Projeto prevê multas de até AU$ 109,2 milhões para plataformas que descumprirem as regras
Imagem: Magnific

O governo da Austrália apresentou, nesta terça-feira (8), uma proposta que pretende ampliar o controle dos usuários sobre os algoritmos das redes sociais. A medida faz parte da minuta do chamado ‘Digital Duty of Care’, colocada em consulta antes de ser apresentada ao Parlamento ainda neste ano.

Pela iniciativa ‘My Feed, My Way’ (Meu Feed, Minha Escolha, em tradução livre), as plataformas deverão notificar usuários novos e atuais para que escolham como querem receber conteúdo no feed principal.
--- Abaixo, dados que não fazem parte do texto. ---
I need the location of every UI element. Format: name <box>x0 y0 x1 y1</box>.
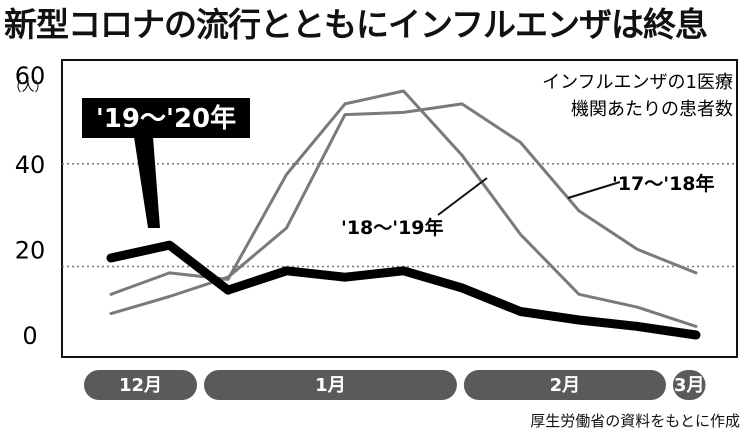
month-label: 12月 <box>119 375 162 396</box>
y-tick-label: 20 <box>15 236 46 264</box>
series-label: '18～'19年 <box>341 216 444 239</box>
series-label: '17～'18年 <box>612 172 715 195</box>
chart-note-line: 機関あたりの患者数 <box>571 99 733 120</box>
month-pill <box>84 370 197 400</box>
series-line-2 <box>106 240 701 340</box>
chart-note-line: インフルエンザの1医療 <box>542 72 733 93</box>
month-label: 3月 <box>674 375 705 396</box>
plot-frame <box>61 59 738 358</box>
y-tick-label: 60 <box>15 62 46 90</box>
y-tick-label: 40 <box>15 151 46 179</box>
y-unit-label: （人） <box>8 80 47 95</box>
series-label: '19～'20年 <box>96 103 236 134</box>
month-pill <box>672 370 706 400</box>
callout-box <box>82 98 250 138</box>
source-note: 厚生労働省の資料をもとに作成 <box>530 412 740 430</box>
callout-pointer <box>134 137 160 228</box>
month-pill <box>463 370 666 400</box>
month-pill <box>204 370 457 400</box>
y-tick-label: 0 <box>22 322 37 350</box>
page-title: 新型コロナの流行とともにインフルエンザは終息 <box>4 5 708 44</box>
month-label: 1月 <box>315 375 346 396</box>
series-label-leader <box>567 181 621 199</box>
series-label-leader <box>437 177 488 216</box>
month-label: 2月 <box>550 375 581 396</box>
series-line-0 <box>109 102 698 316</box>
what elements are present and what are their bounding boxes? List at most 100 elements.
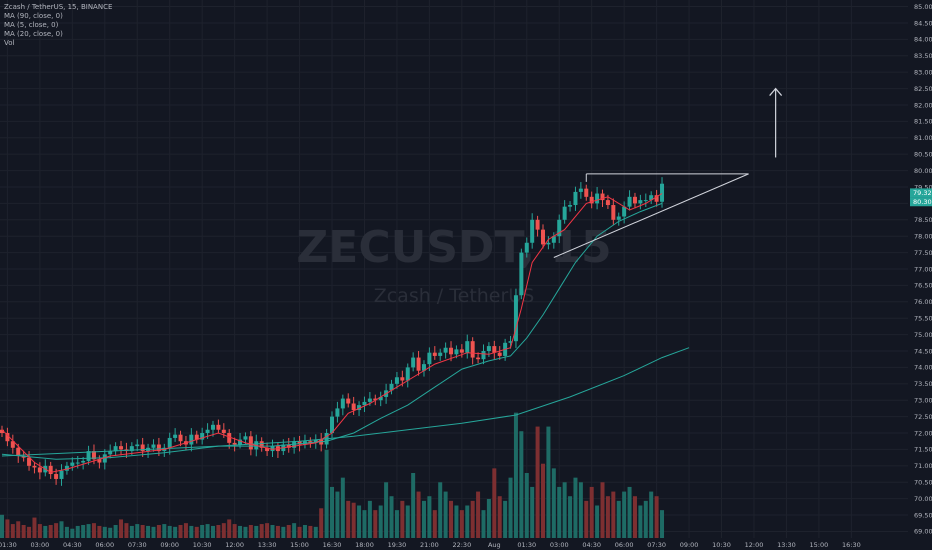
- price-axis-bg: [908, 0, 932, 550]
- volume-bar: [486, 499, 491, 538]
- candle-body: [27, 457, 32, 466]
- time-tick-label: 16:30: [842, 541, 861, 549]
- candle-body: [37, 467, 42, 473]
- volume-bar: [238, 525, 243, 538]
- volume-bar: [48, 525, 53, 538]
- volume-bar: [400, 500, 405, 538]
- candle: [140, 437, 145, 457]
- volume-bar: [611, 491, 616, 538]
- candle: [459, 344, 464, 358]
- legend-volume: Vol: [4, 39, 15, 47]
- volume-bar: [573, 477, 578, 538]
- legend-symbol: Zcash / TetherUS, 15, BINANCE: [4, 3, 113, 11]
- price-tick-label: 73.00: [914, 397, 932, 405]
- time-axis-bg: [0, 538, 932, 550]
- candle: [32, 461, 37, 474]
- volume-bar: [146, 525, 151, 538]
- candle-body: [313, 439, 318, 443]
- candle: [595, 186, 600, 210]
- volume-bar: [248, 525, 253, 538]
- volume-bar: [362, 510, 367, 538]
- volume-bar: [21, 525, 26, 538]
- volume-bar: [16, 521, 21, 538]
- candle-body: [97, 459, 102, 463]
- candle-body: [308, 441, 313, 443]
- candle: [81, 456, 86, 470]
- candle-body: [470, 341, 475, 358]
- ma-5-line: [1, 193, 663, 473]
- candle: [660, 177, 665, 208]
- candle-body: [102, 454, 107, 463]
- volume-bar: [508, 477, 513, 538]
- volume-bar: [183, 523, 188, 538]
- volume-bar: [97, 525, 102, 538]
- time-tick-label: 07:30: [647, 541, 666, 549]
- candle: [535, 215, 540, 237]
- candle-body: [200, 433, 205, 440]
- candle-body: [394, 377, 399, 384]
- price-tick-label: 74.00: [914, 364, 932, 372]
- candle-body: [91, 451, 96, 460]
- volume-bar: [167, 525, 172, 538]
- candle-body: [605, 200, 610, 206]
- price-tick-label: 80.50: [914, 150, 932, 158]
- candle-body: [513, 295, 518, 342]
- candle: [119, 440, 124, 456]
- candle-body: [297, 441, 302, 445]
- candle-body: [54, 474, 59, 479]
- candle-body: [427, 352, 432, 365]
- candle: [541, 224, 545, 249]
- volume-bar: [275, 525, 280, 538]
- price-tick-label: 84.50: [914, 19, 932, 27]
- volume-bar: [254, 525, 259, 538]
- volume-bar: [465, 505, 470, 538]
- volume-bar: [319, 508, 324, 538]
- candle: [37, 462, 42, 480]
- volume-bar: [405, 505, 410, 538]
- candle: [167, 432, 172, 455]
- volume-bar: [622, 491, 627, 538]
- candle-body: [221, 429, 226, 434]
- volume-bar: [541, 463, 545, 538]
- candle-body: [81, 460, 86, 463]
- candle: [524, 237, 529, 258]
- time-axis: 01:30 03:00 04:30 06:00 07:30 09:00 10:30 12:00…: [0, 538, 932, 550]
- candle: [340, 394, 345, 416]
- time-tick-label: 12:00: [745, 541, 764, 549]
- volume-bar: [470, 500, 475, 538]
- candle: [449, 341, 454, 362]
- time-tick-label: 01:30: [517, 541, 536, 549]
- candle: [622, 201, 627, 224]
- candle-body: [459, 349, 464, 353]
- volume-bar: [432, 510, 437, 538]
- price-tick-label: 84.00: [914, 36, 932, 44]
- time-tick-label: 03:00: [31, 541, 50, 549]
- candle: [589, 191, 594, 209]
- time-tick-label: 04:30: [63, 541, 82, 549]
- candle-body: [584, 188, 589, 197]
- volume-bar: [81, 525, 86, 538]
- candle-body: [238, 439, 243, 445]
- candle-body: [557, 219, 562, 237]
- volume-bar: [194, 526, 199, 538]
- candle: [568, 201, 573, 212]
- volume-bar: [330, 486, 335, 538]
- candle: [265, 442, 270, 456]
- candle-body: [248, 436, 253, 450]
- volume-bar: [584, 500, 589, 538]
- candle: [335, 401, 340, 423]
- volume-bar: [43, 525, 48, 538]
- candle-body: [562, 206, 567, 220]
- volume-bar: [59, 521, 64, 538]
- price-tick-label: 78.50: [914, 216, 932, 224]
- candle-body: [643, 200, 648, 202]
- price-tick-label: 74.50: [914, 347, 932, 355]
- candle-body: [86, 451, 91, 461]
- time-tick-label: 15:00: [810, 541, 829, 549]
- candle-body: [357, 405, 362, 411]
- candle: [75, 455, 80, 469]
- candle-body: [649, 195, 654, 201]
- price-tag: [910, 197, 932, 207]
- candle-body: [546, 242, 551, 245]
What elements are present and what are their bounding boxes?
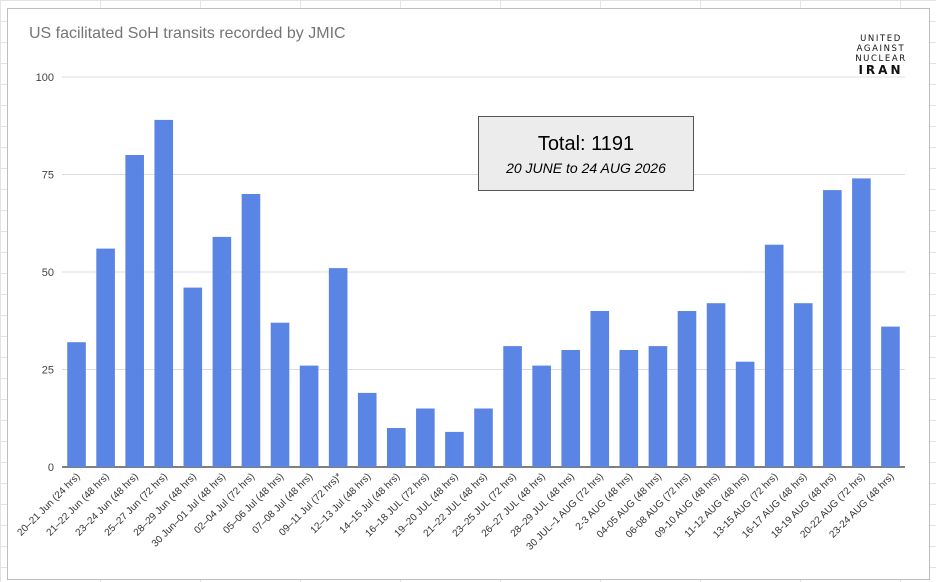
bar	[328, 268, 348, 467]
y-tick-label: 50	[42, 267, 54, 279]
bar	[532, 365, 551, 467]
y-tick-label: 75	[42, 170, 54, 182]
bar	[474, 408, 493, 467]
total-annotation-box: Total: 1191 20 JUNE to 24 AUG 2026	[478, 116, 694, 191]
bar	[735, 361, 755, 467]
bar	[416, 408, 435, 467]
bar	[183, 287, 203, 467]
bar	[270, 322, 290, 467]
bar	[706, 303, 726, 467]
bar	[590, 311, 610, 467]
bar	[503, 346, 522, 467]
bar	[96, 248, 115, 467]
y-tick-label: 100	[36, 72, 54, 84]
total-label: Total: 1191	[537, 133, 635, 155]
bar	[212, 236, 232, 467]
bar	[677, 311, 697, 467]
logo-line-united: UNITED	[860, 34, 902, 44]
bar	[357, 392, 377, 467]
bar	[852, 178, 871, 467]
bar	[154, 119, 174, 468]
bar	[125, 155, 144, 467]
logo-line-nuclear: NUCLEAR	[855, 54, 907, 64]
total-date-range: 20 JUNE to 24 AUG 2026	[506, 160, 666, 176]
bar	[241, 194, 261, 467]
bar	[764, 244, 784, 467]
bar	[823, 190, 842, 467]
bar	[386, 428, 406, 467]
bar	[445, 431, 464, 467]
bar	[67, 342, 86, 467]
bar	[793, 303, 813, 467]
chart-title: US facilitated SoH transits recorded by …	[29, 25, 346, 42]
uani-logo: UNITED AGAINST NUCLEAR IRAN	[852, 34, 910, 77]
bar	[299, 365, 319, 467]
bar	[881, 326, 900, 467]
bar	[561, 350, 581, 467]
logo-line-iran: IRAN	[858, 63, 904, 77]
y-tick-label: 0	[48, 462, 54, 474]
bar	[648, 346, 668, 467]
logo-line-against: AGAINST	[856, 44, 906, 54]
bar	[619, 350, 639, 467]
y-tick-label: 25	[42, 365, 54, 377]
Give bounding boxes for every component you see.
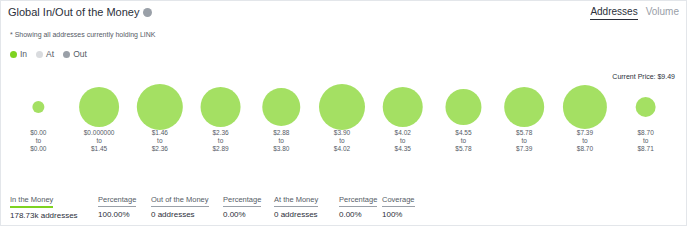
- html-text:Percentage: Percentage: [339, 195, 378, 204]
- svg-text:$4.55to$5.78: $4.55to$5.78: [455, 129, 472, 153]
- html-text:Addresses: Addresses: [590, 6, 638, 17]
- svg-text:$0.00to$0.00: $0.00to$0.00: [30, 129, 47, 153]
- html-text:Out: Out: [73, 49, 87, 59]
- html-text:At the Money: At the Money: [274, 195, 319, 204]
- html-text:At: At: [46, 49, 55, 59]
- html-text:178.73k addresses: 178.73k addresses: [10, 211, 78, 220]
- html-text:In: In: [20, 49, 28, 59]
- html-text:Current Price: $9.49: Current Price: $9.49: [612, 73, 675, 80]
- html-text:Percentage: Percentage: [223, 195, 262, 204]
- svg-text:$1.46to$2.36: $1.46to$2.36: [152, 129, 169, 153]
- svg-text:$4.02to$4.35: $4.02to$4.35: [395, 129, 412, 153]
- svg-text:$3.90to$4.02: $3.90to$4.02: [334, 129, 351, 153]
- svg-text:$8.70to$8.71: $8.70to$8.71: [637, 129, 654, 153]
- svg-text:$0.000000to$1.45: $0.000000to$1.45: [84, 129, 115, 153]
- html-text:0 addresses: 0 addresses: [274, 210, 318, 219]
- html-text:Out of the Money: Out of the Money: [151, 195, 209, 204]
- svg-text:$5.78to$7.39: $5.78to$7.39: [516, 129, 533, 153]
- svg-text:$2.88to$3.80: $2.88to$3.80: [273, 129, 290, 153]
- html-text:0.00%: 0.00%: [223, 210, 246, 219]
- html-text:Volume: Volume: [645, 6, 679, 17]
- html-text:Global In/Out of the Money: Global In/Out of the Money: [8, 6, 140, 18]
- html-text:100.00%: 100.00%: [98, 210, 130, 219]
- svg-text:$2.36to$2.89: $2.36to$2.89: [212, 129, 229, 153]
- html-text:Percentage: Percentage: [98, 195, 137, 204]
- html-text:100%: 100%: [382, 210, 403, 219]
- html-text:In the Money: In the Money: [10, 195, 54, 204]
- html-text:0 addresses: 0 addresses: [151, 210, 195, 219]
- svg-text:$7.39to$8.70: $7.39to$8.70: [577, 129, 594, 153]
- html-text:0.00%: 0.00%: [339, 210, 362, 219]
- html-text:Coverage: Coverage: [382, 195, 415, 204]
- html-text:* Showing all addresses curren: * Showing all addresses currently holdin…: [10, 31, 156, 38]
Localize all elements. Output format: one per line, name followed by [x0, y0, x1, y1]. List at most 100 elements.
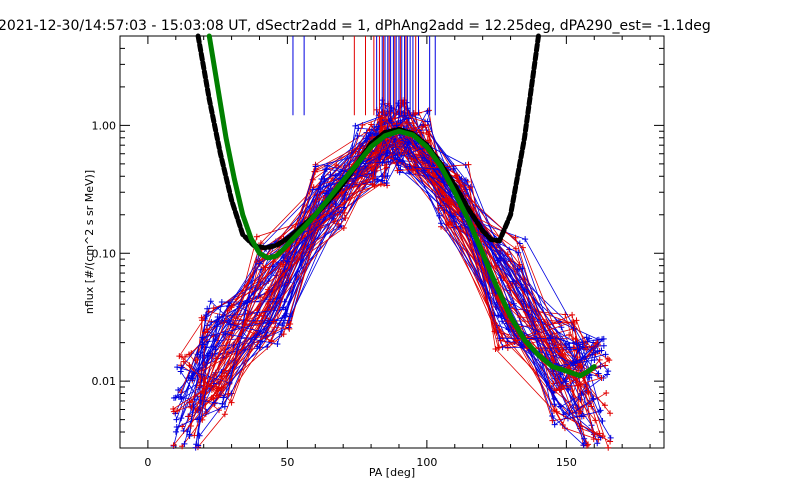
trace-marker: [372, 149, 379, 156]
trace-marker: [573, 317, 580, 324]
trace-marker: [220, 394, 227, 401]
trace-marker: [572, 336, 579, 343]
trace-marker: [287, 313, 294, 320]
x-axis-label: PA [deg]: [369, 466, 415, 479]
trace-marker: [368, 121, 375, 128]
trace-marker: [287, 320, 294, 327]
trace-marker: [504, 318, 511, 325]
trace-marker: [280, 331, 287, 338]
trace-marker: [438, 220, 445, 227]
trace-marker: [281, 298, 288, 305]
trace-marker: [355, 125, 362, 132]
trace-marker: [602, 351, 609, 358]
trace-marker: [173, 416, 180, 423]
trace-marker: [458, 176, 465, 183]
trace-marker: [313, 196, 320, 203]
y-tick-label: 0.10: [92, 247, 117, 260]
trace-marker: [494, 257, 501, 264]
trace-marker: [202, 312, 209, 319]
trace-marker: [218, 373, 225, 380]
trace-marker: [521, 286, 528, 293]
trace-marker: [451, 218, 458, 225]
trace-marker: [340, 225, 347, 232]
trace-marker: [270, 318, 277, 325]
trace-marker: [512, 245, 519, 252]
trace-marker: [212, 355, 219, 362]
trace-marker: [591, 431, 598, 438]
trace-marker: [174, 364, 181, 371]
trace-marker: [466, 184, 473, 191]
trace-marker: [207, 298, 214, 305]
trace-marker: [495, 312, 502, 319]
trace-marker: [410, 120, 417, 127]
trace-marker: [507, 301, 514, 308]
trace-marker: [371, 169, 378, 176]
trace-marker: [405, 115, 412, 122]
trace-marker: [607, 410, 614, 417]
trace-marker: [212, 346, 219, 353]
trace-marker: [551, 421, 558, 428]
x-tick-label: 50: [280, 456, 294, 469]
trace-marker: [406, 169, 413, 176]
trace-marker: [281, 265, 288, 272]
trace-marker: [170, 442, 177, 449]
trace-marker: [605, 368, 612, 375]
trace-marker: [351, 180, 358, 187]
trace-marker: [504, 344, 511, 351]
trace-marker: [368, 165, 375, 172]
trace-marker: [553, 387, 560, 394]
trace-marker: [504, 338, 511, 345]
trace-marker: [409, 166, 416, 173]
trace-marker: [519, 244, 526, 251]
trace-marker: [601, 402, 608, 409]
trace-marker: [592, 417, 599, 424]
trace-marker: [286, 325, 293, 332]
trace-marker: [462, 177, 469, 184]
trace-marker: [214, 313, 221, 320]
trace-marker: [263, 329, 270, 336]
trace-marker: [200, 341, 207, 348]
trace-marker: [342, 214, 349, 221]
trace-marker: [369, 175, 376, 182]
trace-marker: [336, 224, 343, 231]
trace-marker: [384, 172, 391, 179]
trace-marker: [354, 132, 361, 139]
trace-marker: [515, 249, 522, 256]
x-tick-label: 0: [144, 456, 151, 469]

Será possível manter as recomendações personalizadas por algoritmos ou optar por visualizar conteúdos das pessoas e criadores que o usuário decidiu seguir.

Segundo o governo, usuários com mais de 16 anos deverão poder fazer essa escolha de forma simples, e as plataformas terão de respeitar a opção selecionada. A proposta, portanto, não proíbe o uso de algoritmos, mas cria a possibilidade de recusar recomendações personalizadas.

O texto também amplia obrigações de segurança para outros serviços digitais, incluindo aplicativos, jogos online e chatbots de inteligência artificial. As empresas deverão adotar medidas para proteger menores de 18 anos de recursos de design com possíveis impactos comportamentais negativos e de conteúdos relacionados, entre outros temas, a transtornos alimentares, pornografia, violência, bullying e misoginia.

As plataformas deverão documentar as medidas adotadas para reduzir riscos aos usuários e acompanhar sua efetividade. O descumprimento do dever de cuidado poderá resultar em multas de até AU$ 109,2 milhões, com fiscalização da eSafety Commissioner.

A proposta ainda não está em vigor. O governo abriu uma consulta direcionada a plataformas digitais, entidades do setor e organizações da sociedade civil e pretende levar a legislação ao Parlamento australiano ainda em 2026.